İngilizce - Türkçe
sıklık sırası: 289 BUSINESS = ['biznis] noun
1 iş * eşanlamlı : occupation, profession, work, job * karşıtanlamlı : leisure
İngilizce örnek : Business is very slow this season.
Türkçe çevirisi : Bu sezon iş çok durgun.
İngilizce örnek : Driving a car is becoming an expensive business.
Türkçe çevirisi : Araba sürmek pahalı bir iş oluyor.
İngilizce örnek : What business are you in?
Türkçe çevirisi : Ne üzerine iş yapıyorsunuz?
2 ticaret * eşanlamlı : commerce, trade
3 işyeri * eşanlamlı : firm, company
İngilizce örnek : He established a clothes retailing business.
Türkçe çevirisi : Perakende konfeksiyon işi kurdu.
İngilizce örnek : Our business is small, but it's doing well.
Türkçe çevirisi : İşimiz küçük, ama iyi gidiyor.
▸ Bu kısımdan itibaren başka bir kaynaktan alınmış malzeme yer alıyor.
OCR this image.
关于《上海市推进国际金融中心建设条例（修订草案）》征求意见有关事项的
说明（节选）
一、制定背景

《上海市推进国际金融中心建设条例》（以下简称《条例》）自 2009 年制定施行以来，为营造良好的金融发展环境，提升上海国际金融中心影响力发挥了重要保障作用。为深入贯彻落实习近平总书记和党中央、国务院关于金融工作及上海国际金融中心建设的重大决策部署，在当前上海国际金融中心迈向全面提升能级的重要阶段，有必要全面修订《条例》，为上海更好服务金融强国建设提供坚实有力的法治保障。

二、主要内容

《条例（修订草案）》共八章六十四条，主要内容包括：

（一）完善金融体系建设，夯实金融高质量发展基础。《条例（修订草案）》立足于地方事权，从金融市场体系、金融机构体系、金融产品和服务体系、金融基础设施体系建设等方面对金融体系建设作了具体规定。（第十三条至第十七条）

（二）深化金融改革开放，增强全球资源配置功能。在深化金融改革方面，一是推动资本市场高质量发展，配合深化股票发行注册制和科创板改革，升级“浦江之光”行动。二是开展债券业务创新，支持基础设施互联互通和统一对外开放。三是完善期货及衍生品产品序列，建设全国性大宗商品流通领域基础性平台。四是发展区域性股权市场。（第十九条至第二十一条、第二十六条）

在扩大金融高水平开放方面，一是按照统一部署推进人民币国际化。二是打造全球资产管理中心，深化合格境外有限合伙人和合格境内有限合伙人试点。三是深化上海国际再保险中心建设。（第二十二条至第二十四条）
* business card = kartvizit
İngilizce örnek : May I have your business card?
Türkçe çevirisi : Kartvizitinizi alabilir miyim?
* business trip = iş gezisi
* do business (with) = (ile) iş yapmak
İngilizce örnek : He is not a good man to do business with.
Türkçe çevirisi : İş yapmak için iyi bir adam değil.
* Mind your own business = Sen kendi işine bak
* none of your business = seni ilgilendirmez
İngilizce örnek : This matter is none of your business.
Türkçe çevirisi : Bu mesele seni ilgilendirmez.
* on business = iş için
İngilizce örnek : He traveled on business.
Türkçe çevirisi : İş iş seyahate çıktı.
İngilizce örnek : He is in Ankara on business this week.
Türkçe çevirisi : Bu hafta iş için Ankara’da.